The 3 files that got created had in them:

So it did go in there. Just didn't do what I expected it to do in the non-repro version of this script. Gotcha, thanks!

By "omit file descriptors 0 and 1", do you mean:

app_background_stop ${AT1} 1 > /tmp/${AT1} 2> &

Or just:

app_background_stop ${AT1} 1 2> &

(e.g. > is file descriptor 0 and &1 is file descriptor 1)?

Thanks for the help!

That's what I meant:

 app_background_stop ${AT1} >/tmp/${AT1} 2>&1 &

Sorry. Redirect target &1 can not be abbreviated to &.

Or another example:

command 0<input.txt 1>output.txt 2>&1

...is the same as...

command <input.txt >output.txt 2>&1

... which is equivalent to

command <input.txt &>output.txt

The & isn't for redirect, it's to background the function call so that I can do multiple function calls without waiting for each other. So what I'm trying to accomplish is:

my_function ${arg1} ${arg2} &

So that the script keeps moving forward while my_function is being run. Is that not happening here? Sorry if I'm being slow...
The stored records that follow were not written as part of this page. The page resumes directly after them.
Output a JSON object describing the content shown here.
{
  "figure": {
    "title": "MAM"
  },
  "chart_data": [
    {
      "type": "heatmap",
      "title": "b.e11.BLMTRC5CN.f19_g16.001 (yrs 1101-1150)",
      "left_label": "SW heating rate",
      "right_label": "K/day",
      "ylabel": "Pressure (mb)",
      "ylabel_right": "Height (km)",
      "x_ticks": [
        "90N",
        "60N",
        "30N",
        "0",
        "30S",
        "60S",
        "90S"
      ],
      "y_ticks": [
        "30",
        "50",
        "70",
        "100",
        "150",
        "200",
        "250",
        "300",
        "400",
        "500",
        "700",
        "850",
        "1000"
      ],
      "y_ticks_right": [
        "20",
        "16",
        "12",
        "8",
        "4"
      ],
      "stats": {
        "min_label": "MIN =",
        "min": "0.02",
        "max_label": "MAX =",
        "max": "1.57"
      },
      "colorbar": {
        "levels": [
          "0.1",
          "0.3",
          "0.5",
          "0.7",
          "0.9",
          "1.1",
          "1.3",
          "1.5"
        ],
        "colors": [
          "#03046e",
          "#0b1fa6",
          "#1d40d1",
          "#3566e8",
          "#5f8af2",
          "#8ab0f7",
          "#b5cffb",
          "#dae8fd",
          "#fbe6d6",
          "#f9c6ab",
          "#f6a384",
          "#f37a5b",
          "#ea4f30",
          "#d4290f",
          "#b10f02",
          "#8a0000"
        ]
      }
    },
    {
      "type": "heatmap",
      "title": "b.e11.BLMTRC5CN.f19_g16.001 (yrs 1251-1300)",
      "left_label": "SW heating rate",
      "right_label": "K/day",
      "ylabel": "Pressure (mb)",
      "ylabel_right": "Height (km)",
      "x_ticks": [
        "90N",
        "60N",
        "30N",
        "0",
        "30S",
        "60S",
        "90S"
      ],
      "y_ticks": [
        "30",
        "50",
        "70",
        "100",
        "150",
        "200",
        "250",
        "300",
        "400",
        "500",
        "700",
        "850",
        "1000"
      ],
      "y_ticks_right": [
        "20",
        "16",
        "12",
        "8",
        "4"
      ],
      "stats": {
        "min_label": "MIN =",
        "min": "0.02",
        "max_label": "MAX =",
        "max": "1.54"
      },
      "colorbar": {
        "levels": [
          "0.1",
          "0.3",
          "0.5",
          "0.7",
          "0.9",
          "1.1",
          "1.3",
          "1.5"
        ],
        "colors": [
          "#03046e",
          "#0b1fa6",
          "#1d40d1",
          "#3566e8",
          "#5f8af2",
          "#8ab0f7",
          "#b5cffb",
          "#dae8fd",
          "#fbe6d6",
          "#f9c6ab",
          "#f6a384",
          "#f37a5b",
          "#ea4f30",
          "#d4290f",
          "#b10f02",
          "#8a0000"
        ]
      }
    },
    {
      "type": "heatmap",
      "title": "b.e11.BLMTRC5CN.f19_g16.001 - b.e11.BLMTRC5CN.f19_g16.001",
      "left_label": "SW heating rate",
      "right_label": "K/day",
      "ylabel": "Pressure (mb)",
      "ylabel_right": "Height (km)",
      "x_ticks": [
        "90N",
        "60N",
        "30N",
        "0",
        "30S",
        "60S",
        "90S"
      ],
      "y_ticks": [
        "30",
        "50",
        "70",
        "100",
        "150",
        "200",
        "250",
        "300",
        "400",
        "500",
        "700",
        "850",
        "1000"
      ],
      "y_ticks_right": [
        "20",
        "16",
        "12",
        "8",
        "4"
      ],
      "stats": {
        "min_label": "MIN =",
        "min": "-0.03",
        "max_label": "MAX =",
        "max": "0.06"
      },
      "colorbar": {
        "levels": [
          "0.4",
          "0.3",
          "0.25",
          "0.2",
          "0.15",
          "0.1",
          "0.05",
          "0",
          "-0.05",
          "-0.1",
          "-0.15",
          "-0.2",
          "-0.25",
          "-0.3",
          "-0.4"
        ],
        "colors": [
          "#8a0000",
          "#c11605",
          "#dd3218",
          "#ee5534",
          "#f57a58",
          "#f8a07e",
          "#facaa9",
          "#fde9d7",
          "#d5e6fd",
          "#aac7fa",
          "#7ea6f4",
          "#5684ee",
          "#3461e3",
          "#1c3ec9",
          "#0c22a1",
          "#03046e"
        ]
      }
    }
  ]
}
What you are doing is quite fine. As I've understood you got further with your problem. So the redirect thing is just additional information for a better basic understanding and not your main task.

These are different kind of things:

  • & run in background
  • >&2 redirect STDOUT to the same location as STDERR
  • &> redirect all open output file descriptors, to the target that's following

OK, thanks!